Voici, à titre de curiosité , les noms de quelques prieures de la Ville-ès-Nonnains que nous avons retrouvés : Sœur Gervaise de la Chapelle (1411), — Sœur Guyonne Rabault (1560-1580), — Sœur Michelle de la Haye (1580), — Sœur Françoise de Froulay (1581-1599), — Sœur Jeanne Bouan (1599-1614), — Sœur Marguerite Le Marchant (1615-1640), — Sœur Marie de Bégaignon (1668-1707), — Sœur Jeanne-Thérèse Freslon de Saint-Aubin (1708-1712), — Sœur Pélagie d'Espinay de Vaucouleurs ; celle-ci prit possession du bénéfice le 5 mai 1712 et fut la dernière prieure titulaire (Archives départ. 27. H. 127 et 128. — Reg. des insinuat. ecclés. de Saint-Malo). En 1729 , la Ville-ès-Nonnains fut, ainsi que tous les autres prieurés non conventuels de Saint-Sulpice, réuni définitivement à la manse abbatiale, et son titre fut éteint : l'abbesse de Saint-Sulpice en administra directement les biens jusqu'à l'époque de la Révolution.

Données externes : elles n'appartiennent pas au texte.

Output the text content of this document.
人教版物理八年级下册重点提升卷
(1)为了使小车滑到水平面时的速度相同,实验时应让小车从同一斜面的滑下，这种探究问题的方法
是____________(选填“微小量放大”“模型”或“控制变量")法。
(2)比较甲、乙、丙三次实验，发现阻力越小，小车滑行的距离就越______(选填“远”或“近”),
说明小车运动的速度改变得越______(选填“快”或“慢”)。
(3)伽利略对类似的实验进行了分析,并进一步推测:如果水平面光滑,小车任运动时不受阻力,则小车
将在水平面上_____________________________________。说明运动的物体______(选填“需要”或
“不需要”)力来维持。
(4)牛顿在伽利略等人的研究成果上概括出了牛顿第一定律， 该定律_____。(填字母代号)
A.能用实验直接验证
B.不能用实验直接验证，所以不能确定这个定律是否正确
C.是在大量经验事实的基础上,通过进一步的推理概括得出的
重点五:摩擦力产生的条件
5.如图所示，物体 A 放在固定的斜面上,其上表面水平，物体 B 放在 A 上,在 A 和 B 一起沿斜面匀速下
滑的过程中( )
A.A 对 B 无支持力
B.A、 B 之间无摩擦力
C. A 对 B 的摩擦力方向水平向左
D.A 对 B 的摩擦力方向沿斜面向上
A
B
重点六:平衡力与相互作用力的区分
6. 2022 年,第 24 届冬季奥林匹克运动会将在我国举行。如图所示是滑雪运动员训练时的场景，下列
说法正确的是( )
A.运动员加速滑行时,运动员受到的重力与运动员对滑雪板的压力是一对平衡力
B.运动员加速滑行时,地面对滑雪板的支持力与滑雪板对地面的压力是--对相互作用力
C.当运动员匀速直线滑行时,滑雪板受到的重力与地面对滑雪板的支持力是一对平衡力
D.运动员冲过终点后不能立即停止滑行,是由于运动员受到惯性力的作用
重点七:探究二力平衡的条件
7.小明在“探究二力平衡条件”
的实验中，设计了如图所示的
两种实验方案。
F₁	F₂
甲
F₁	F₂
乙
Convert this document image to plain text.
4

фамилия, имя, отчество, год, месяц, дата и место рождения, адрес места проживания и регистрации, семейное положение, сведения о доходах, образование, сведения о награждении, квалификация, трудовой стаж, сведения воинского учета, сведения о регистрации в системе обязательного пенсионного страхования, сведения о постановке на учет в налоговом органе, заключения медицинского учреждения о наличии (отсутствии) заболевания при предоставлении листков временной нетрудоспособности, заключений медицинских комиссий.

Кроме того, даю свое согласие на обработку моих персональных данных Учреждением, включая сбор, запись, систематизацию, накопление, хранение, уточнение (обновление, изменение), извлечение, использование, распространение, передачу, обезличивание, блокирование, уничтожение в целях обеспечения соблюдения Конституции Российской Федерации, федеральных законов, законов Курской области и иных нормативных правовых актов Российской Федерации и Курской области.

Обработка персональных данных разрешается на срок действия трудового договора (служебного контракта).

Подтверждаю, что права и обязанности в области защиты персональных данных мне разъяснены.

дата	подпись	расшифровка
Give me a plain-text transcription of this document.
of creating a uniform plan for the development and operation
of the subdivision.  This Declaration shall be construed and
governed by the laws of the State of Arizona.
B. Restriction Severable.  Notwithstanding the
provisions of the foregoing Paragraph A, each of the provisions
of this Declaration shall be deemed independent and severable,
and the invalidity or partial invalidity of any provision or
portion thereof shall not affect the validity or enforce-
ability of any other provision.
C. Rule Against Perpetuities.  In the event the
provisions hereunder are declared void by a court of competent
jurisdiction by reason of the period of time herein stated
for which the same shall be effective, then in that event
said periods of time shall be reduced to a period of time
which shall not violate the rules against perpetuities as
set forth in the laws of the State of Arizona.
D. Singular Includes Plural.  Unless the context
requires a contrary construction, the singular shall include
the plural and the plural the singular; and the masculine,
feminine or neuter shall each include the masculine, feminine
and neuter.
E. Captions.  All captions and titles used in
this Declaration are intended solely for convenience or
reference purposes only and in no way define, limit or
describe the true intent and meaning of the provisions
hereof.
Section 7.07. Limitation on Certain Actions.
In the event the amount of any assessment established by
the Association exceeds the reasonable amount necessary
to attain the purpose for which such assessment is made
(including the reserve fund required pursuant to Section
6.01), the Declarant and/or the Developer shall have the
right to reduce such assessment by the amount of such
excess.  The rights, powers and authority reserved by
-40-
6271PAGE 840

L'ancienne chapelle priorale de la Ville-ès-Nonnains n'existe plus ; elle était fort petite, et, devenue chapelle frairiale de la paroisse de Saint-Suliac, elle se trouvait insuffisante. On entreprit d'en construire une plus grande à côté, en 1846, et l'on choisit pour emplacement le champ du prieuré avoisinant le vieux manoir prioral. Sur les entrefaites, la Ville-ès-Nonnains fut érigée en paroisse, le 19 octobre 1847, et la nouvelle église fut bénite le 11 mai 1854 et placée sous le patronage de sainte Anne. Alors disparurent les derniers vestiges de l'antique sanctuaire de Notre-Dame de Stablon, et l'on perd dans le pays de plus en plus aujourd'hui le souvenir des bonnes religieuses qui donnèrent leur nom à la Ville-ès-Nonnains.

(abbé Guillotin de Corson).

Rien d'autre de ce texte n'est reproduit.